No value judgments here but I would guess that privatization, slowly but surely, will take over. Control States need to do a better job of telling their story and justifying their role in the booze business if they are to survive.

Control States

June 9th, 2010 No comments

Have you been following the press about privatization of some Control States?

In case you haven’t, Wine and Spirits Daily (June 7th edition) has a great score card on what’s been happening.

NABCA has issued a resolution in support of Control States. No surprise but people I’ve talked with have wondered why they didn’t do this some time ago. WSD reports that 4 states (NC, PA, WA and VA) are looking closely at privatization. So the debate must be getting serious.

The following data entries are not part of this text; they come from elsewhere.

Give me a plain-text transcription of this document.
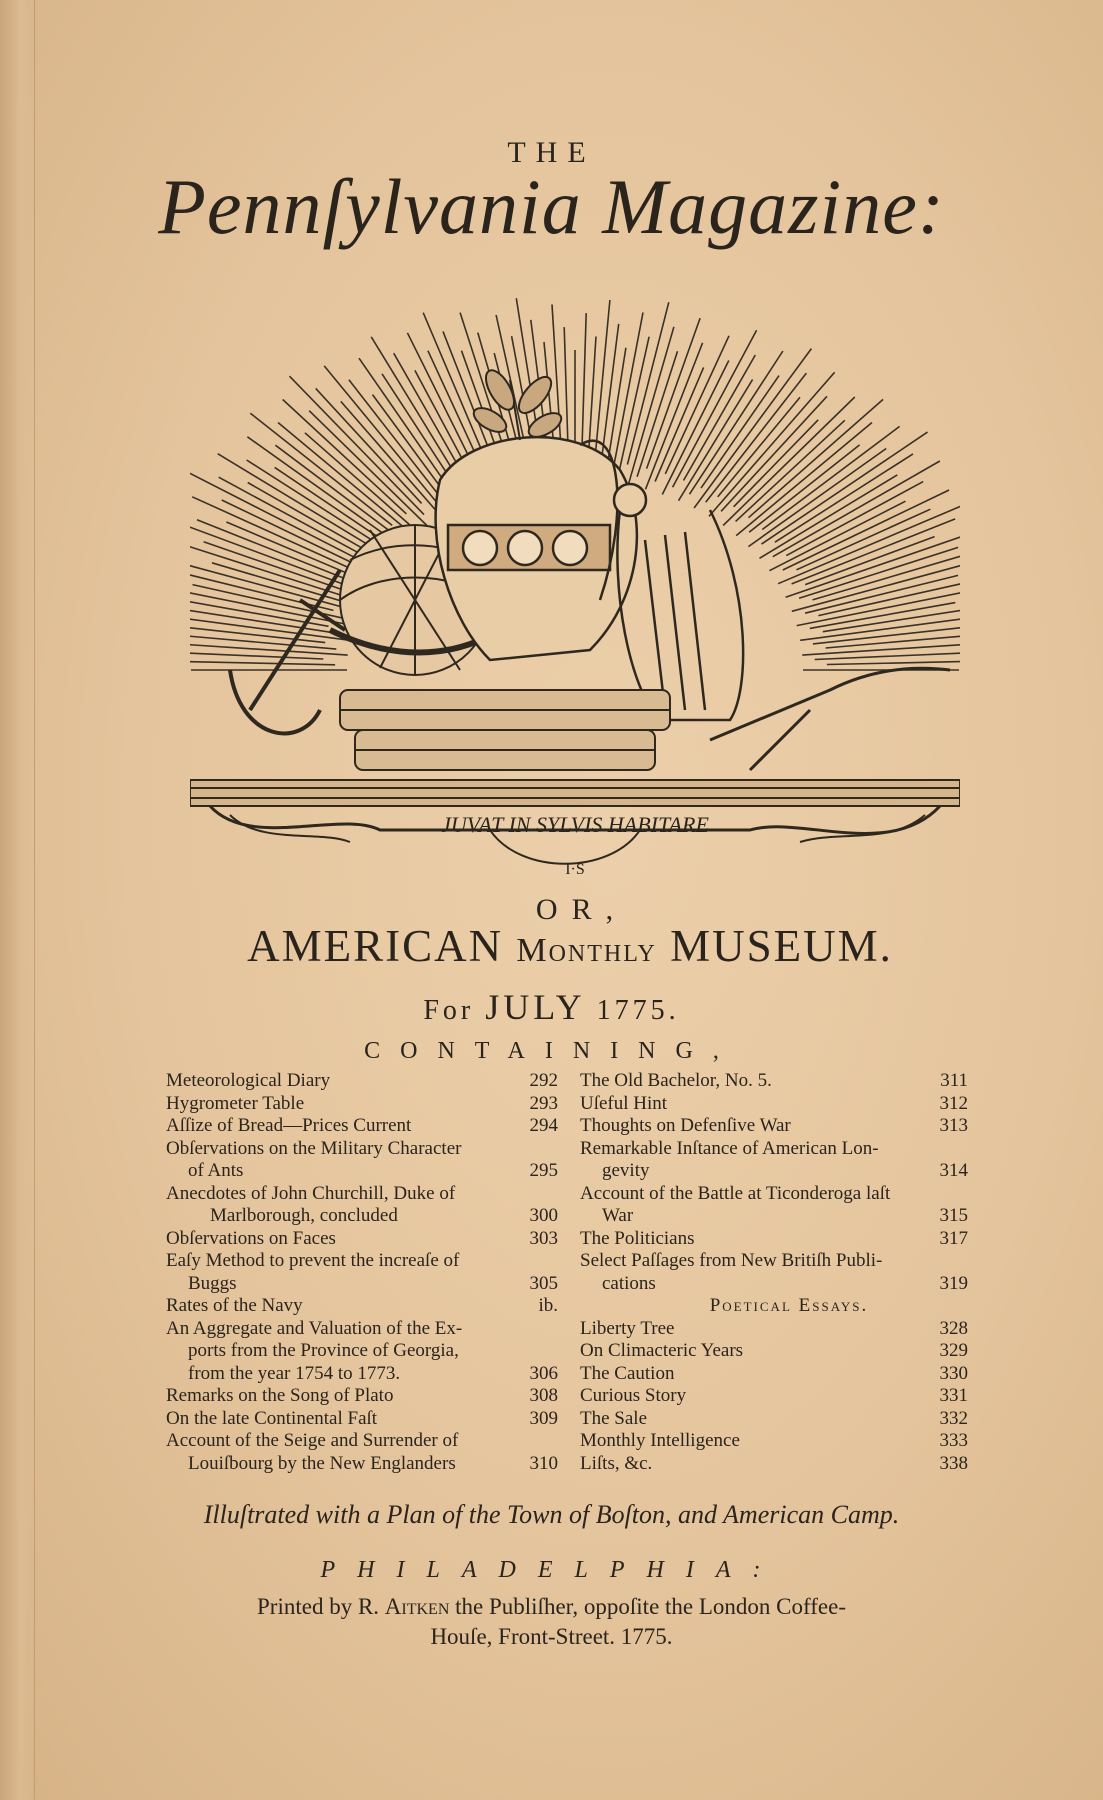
THE
Pennſylvania Magazine:
JUVAT IN SYLVIS HABITARE
I·S
OR,
AMERICAN Monthly MUSEUM.
For JULY 1775.
CONTAINING,
Meteorological Diary	292
Hygrometer Table	293
Aſſize of Bread—Prices Current	294
Obſervations on the Military Character
of Ants	295
Anecdotes of John Churchill, Duke of
Marlborough, concluded	300
Obſervations on Faces	303
Eaſy Method to prevent the increaſe of
Buggs	305
Rates of the Navy	ib.
An Aggregate and Valuation of the Ex-
ports from the Province of Georgia,
from the year 1754 to 1773.	306
Remarks on the Song of Plato	308
On the late Continental Faſt	309
Account of the Seige and Surrender of
Louiſbourg by the New Englanders	310
The Old Bachelor, No. 5.	311
Uſeful Hint	312
Thoughts on Defenſive War	313
Remarkable Inſtance of American Lon-
gevity	314
Account of the Battle at Ticonderoga laſt
War	315
The Politicians	317
Select Paſſages from New Britiſh Publi-
cations	319
Poetical Essays.
Liberty Tree	328
On Climacteric Years	329
The Caution	330
Curious Story	331
The Sale	332
Monthly Intelligence	333
Liſts, &c.	338
Illuſtrated with a Plan of the Town of Boſton, and American Camp.
PHILADELPHIA:
Printed by R. Aitken the Publiſher, oppoſite the London Coffee-
Houſe, Front-Street. 1775.
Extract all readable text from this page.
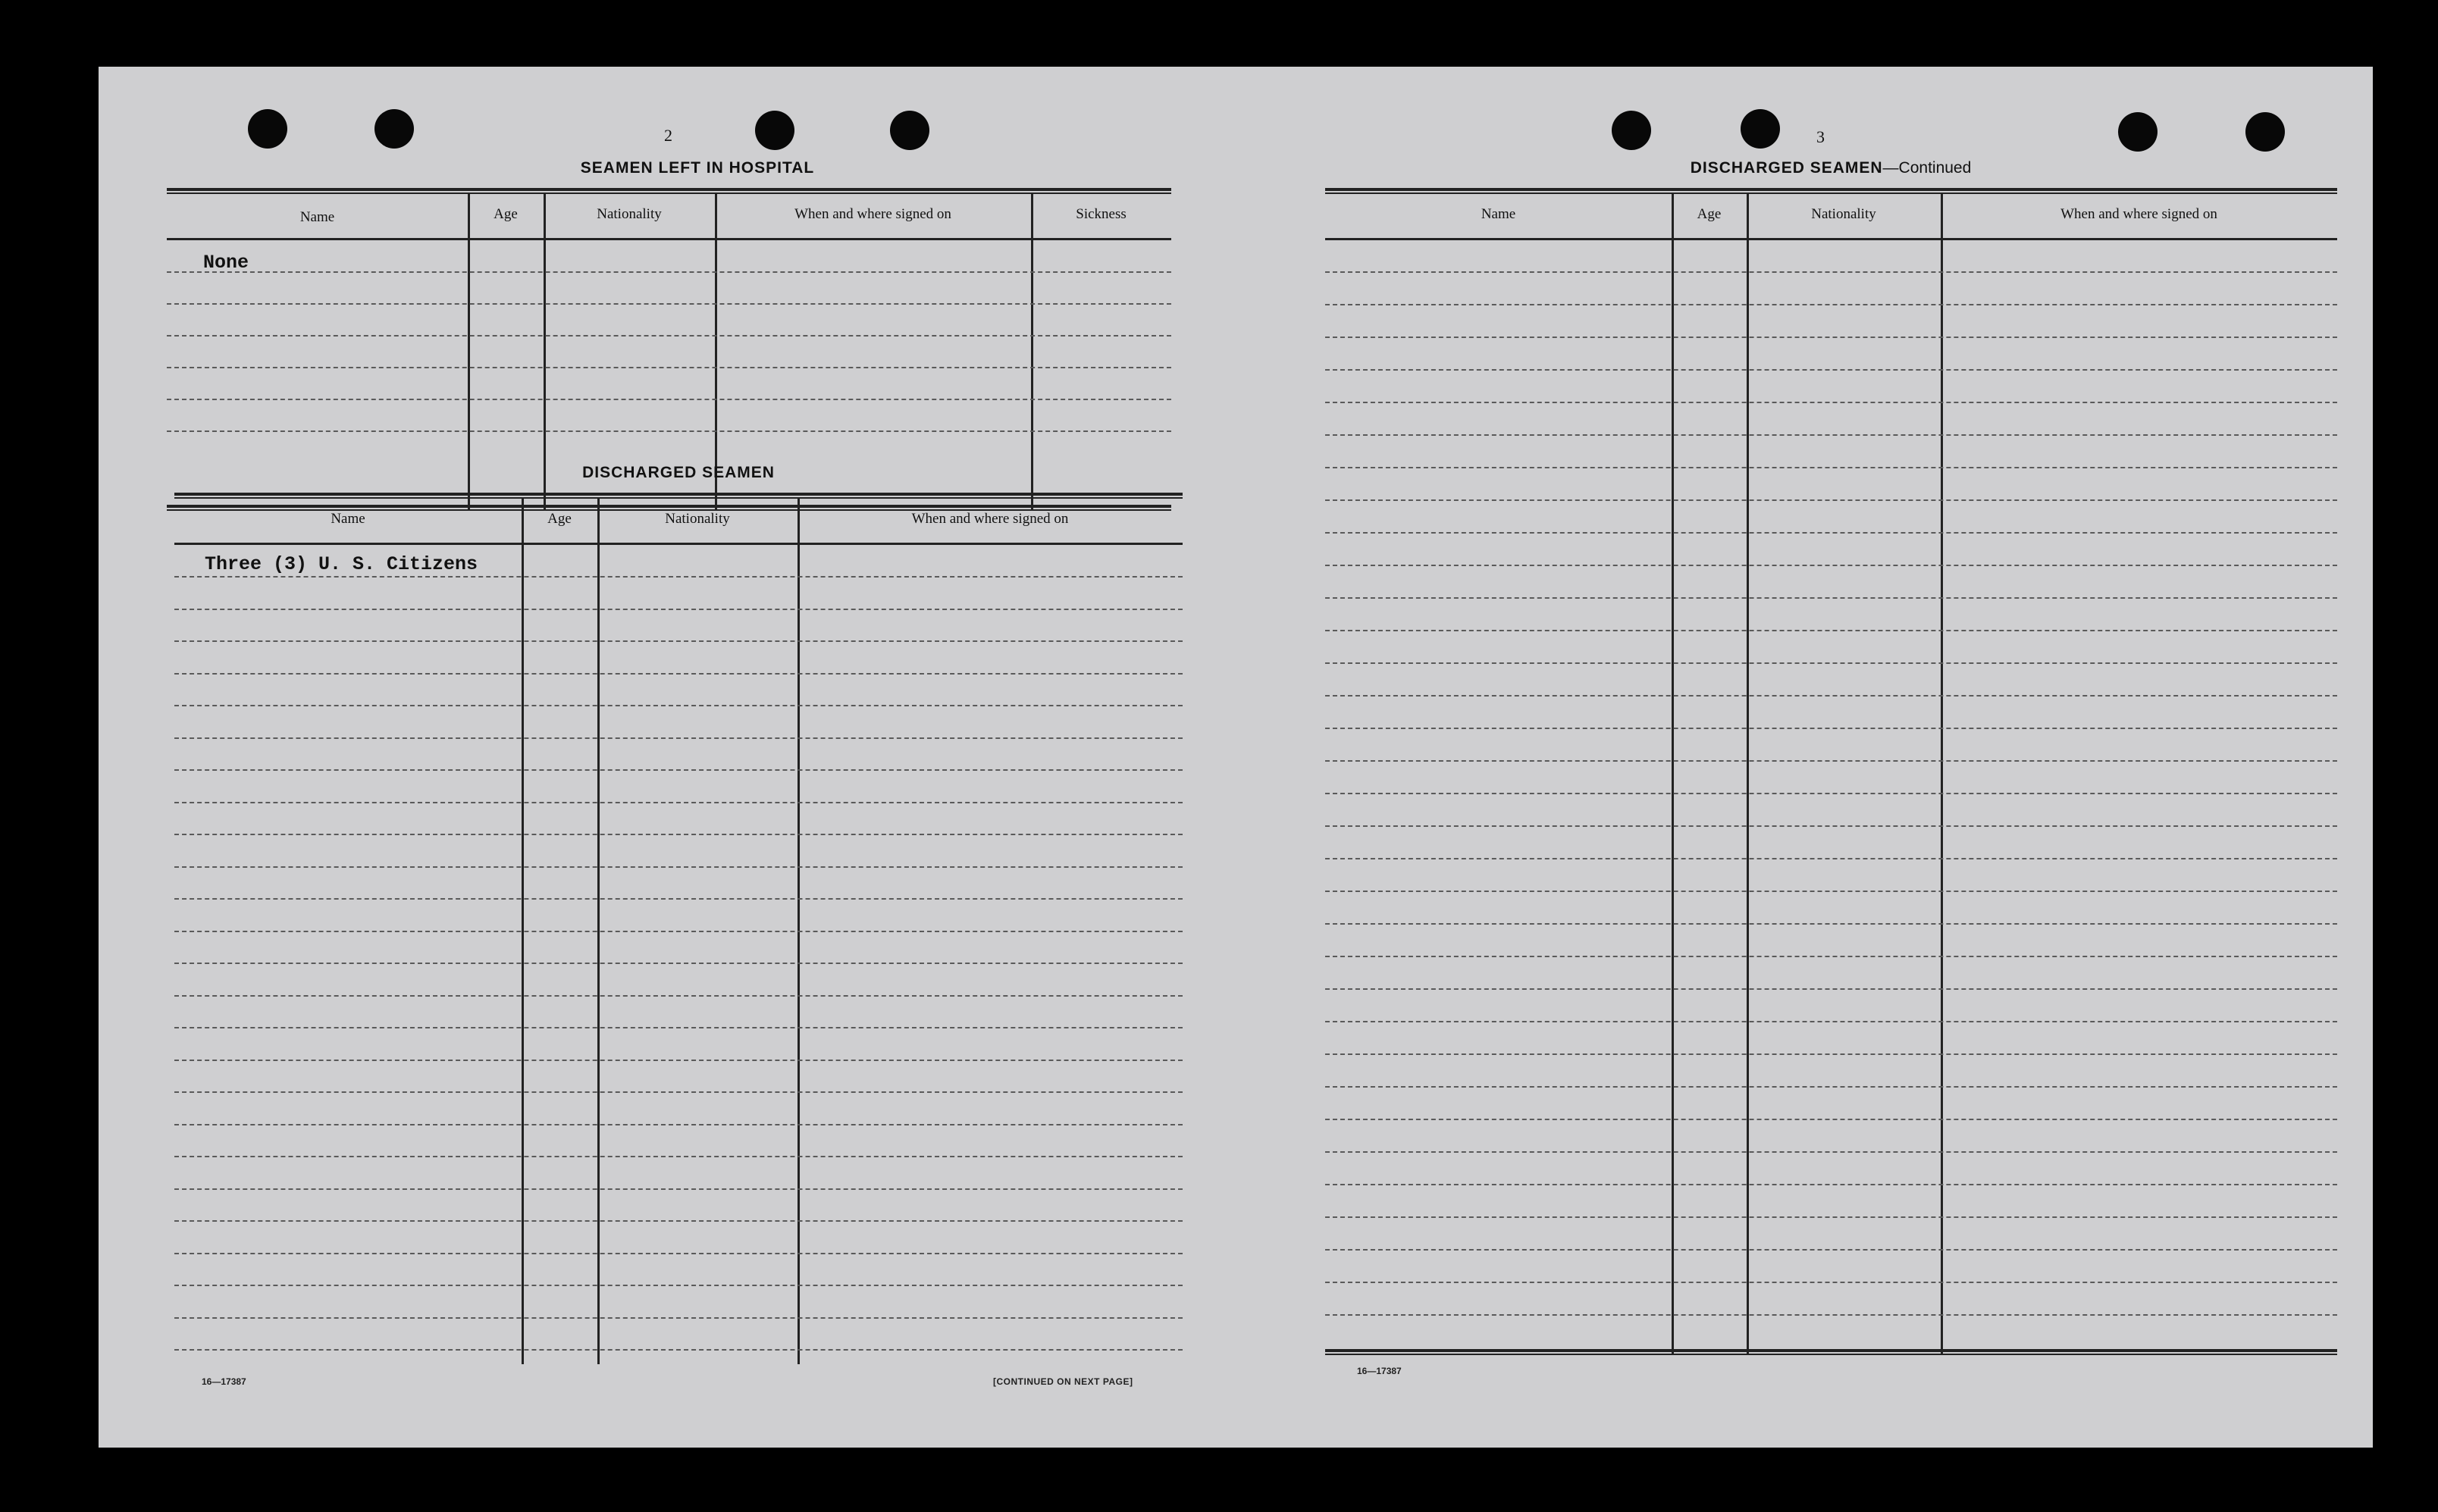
2
SEAMEN LEFT IN HOSPITAL
Name	Age	Nationality	When and where signed on	Sickness
None
DISCHARGED SEAMEN
Name	Age	Nationality	When and where signed on
Three (3) U. S. Citizens
16—17387	[CONTINUED ON NEXT PAGE]
3
DISCHARGED SEAMEN—Continued
Name	Age	Nationality	When and where signed on
16—17387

I’m not sure I know how I feel about privatization.

Those who want to keep government involvement argue about jobs and the need for industry regulation or control in their jurisdiction. But the NABCA resolution states, “there is irrefutable proof that alcohol control systems have a positive public health and safety impact on their communities.” Does this mean that the 32 open states are not doing a good job in protecting health and safety? Or, that the industry, unless governed by state officials, will behave badly?

Follow the money. As WSD points out, in tough economic times, states will look to a range of resources to increase revenue including taxes, fees and privatization.

Hey, look at California – on the ballot this November is a voter initiative to legalize marijuana. The tax revenue from sales is seen as a way to help the state’s budget difficulties.

Interesting that the economic climate has created change in government’s involvement in the social climate. But I guess it’s always been that way.